Peygamber Efendimiz, Uhud'dan Medine'ye Cumartesi günü dönmüş idi. Pazar günü sabah namazını kıldırdıktan sonra Hz. Bilâl'i huzuruna çağırdı ve, "Resûlullah, düşmanınızı takib etmenizi size emrediyor! Dün, Uhud'da bizimle birlikte çarpışmada bulunmayanlar gelmeyeceklerdir. Sâdece, Uhud'a katılanlar geleceklerdir!" diye seslenmesini kendisine emretti.ıss
Sahabîlerin çoğu Uhud'dan yaralı dönmüşlerdi. Buna rağmen Resûlullah'in İ'lâyı Kelimetullah uğrunda çarpışmak için yaptığı davete icabet etmede asla tereddüt göstermediler.
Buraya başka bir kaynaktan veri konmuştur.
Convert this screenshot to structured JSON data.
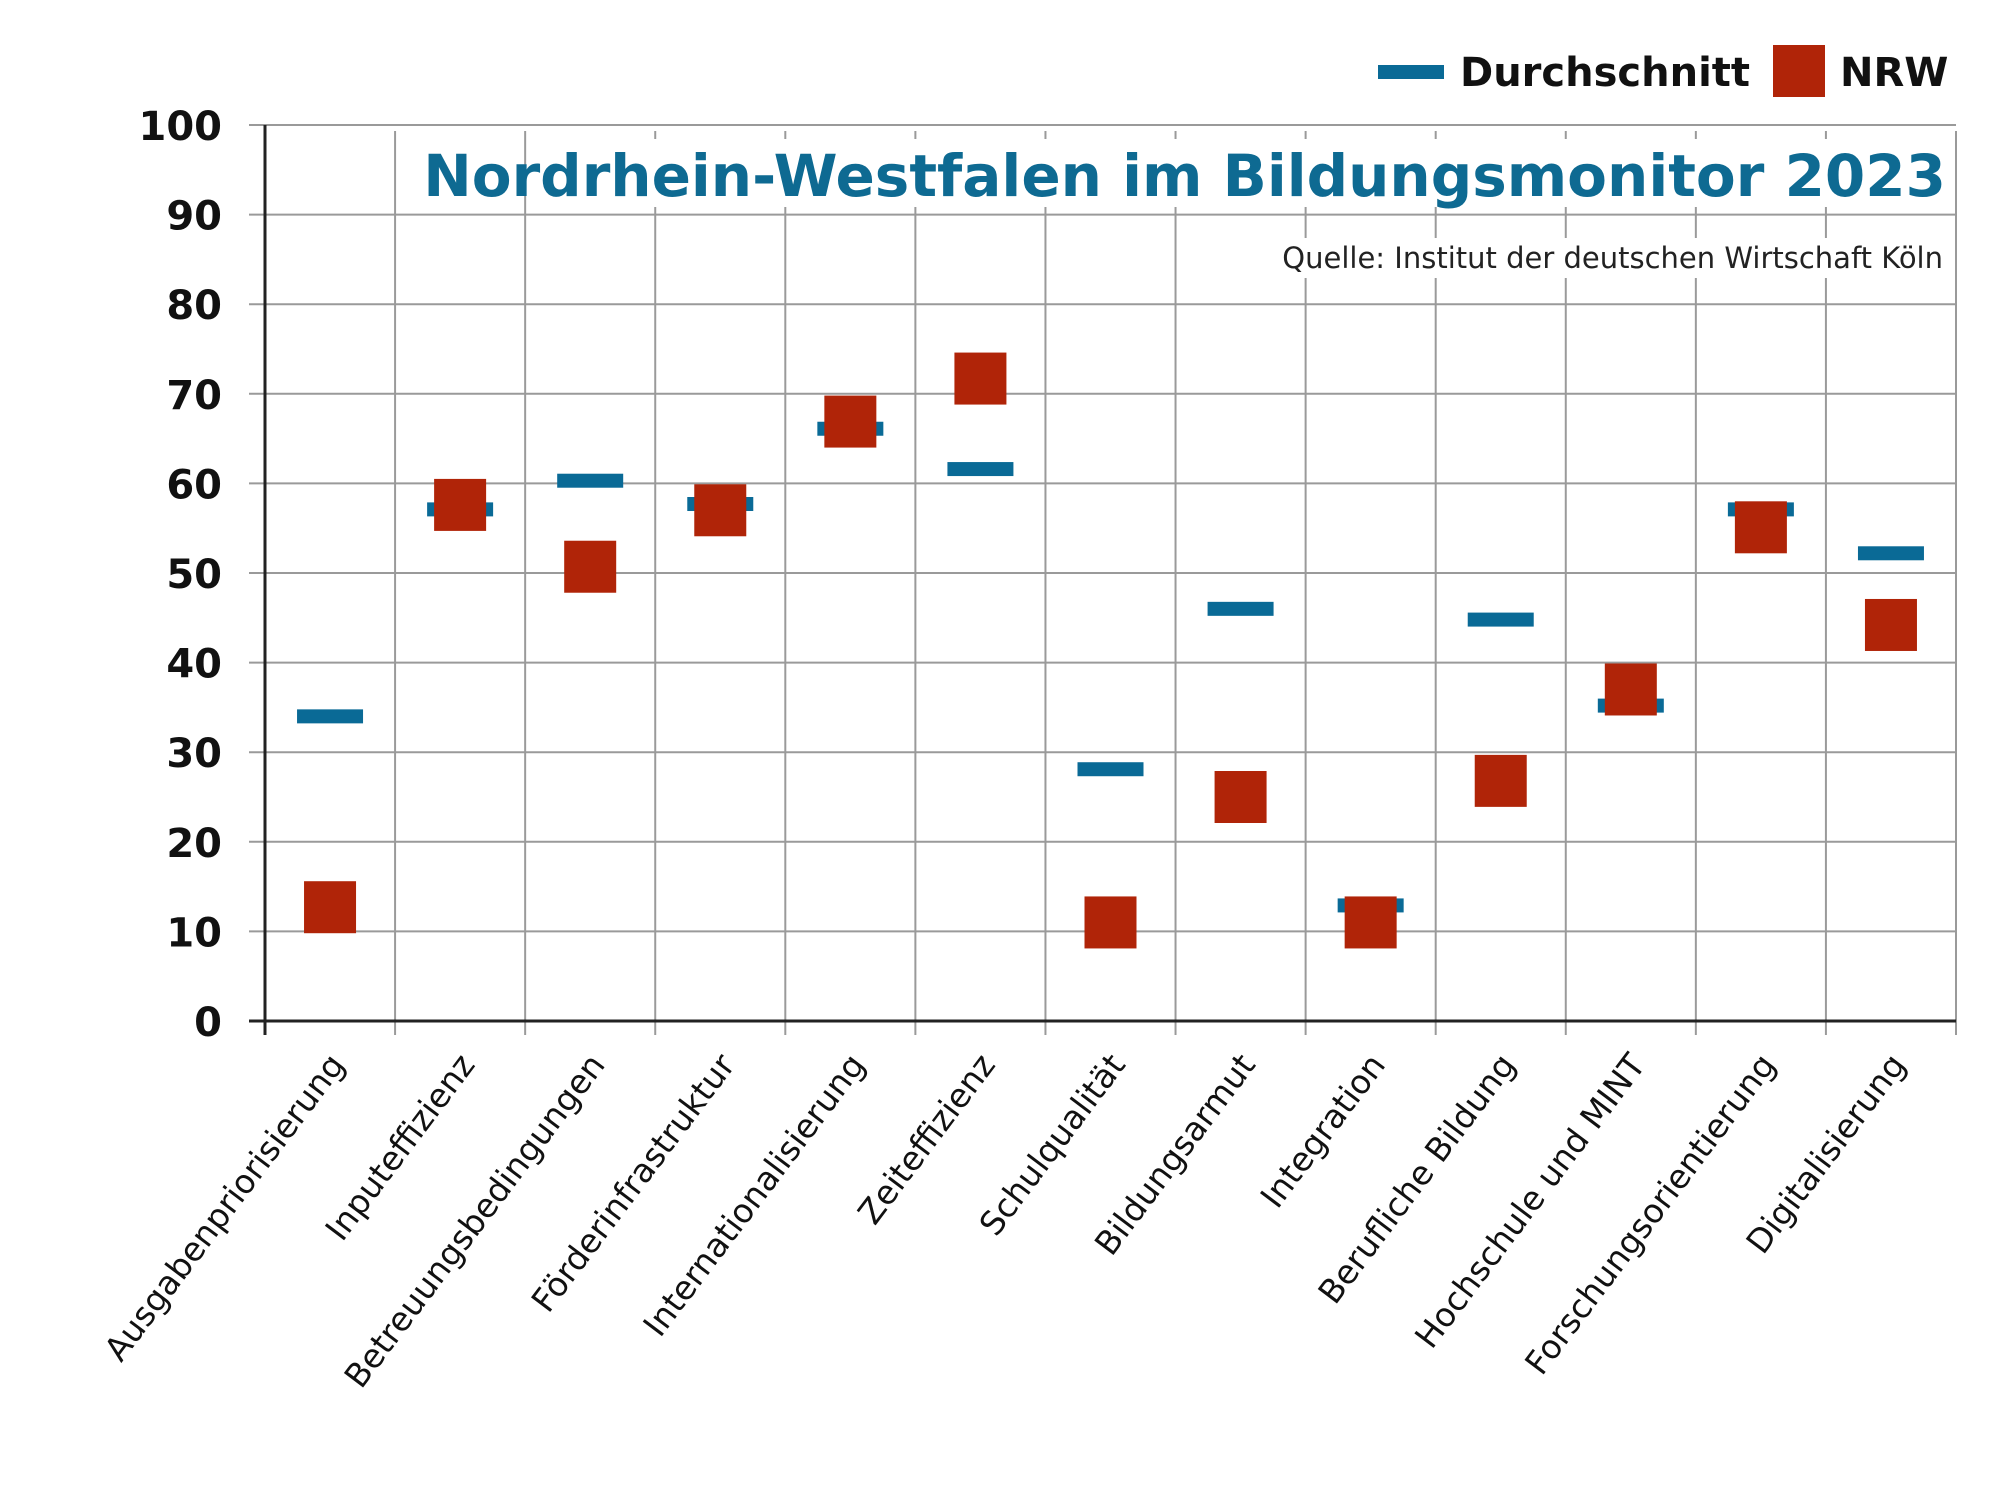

Yaralı İki Kardeşte Cihad Aşkı
Abdû'lEşhel Oğullarından iki kardeş olan Abdullah ile Rafı b. Sehl, ağır yaralı idiler. Nebîyyi Ekrem Efendimizin bu davetini duyunca bir anda yaralarının ağrı sızısını sanki unutuverdiler ve "Ne yapıp da bu davete katılabiliriz?" diye düşünmeye başladılar. "Binecek bir bineğimiz bile yok! Yoksa Resûlullah'la gazaya çıkma fırsatını kaçıracak mıyız?" diyorlardı.
Abdullah, Rafi'e, "Haydi, gidelim" deyince, Rafi, "Vallahi, benim yürümeğe takatim yok!" diye cevap verdi.
Abdullah diretti:
"Haydi, gel! Olmazsa, bir hayvan kiralarız!"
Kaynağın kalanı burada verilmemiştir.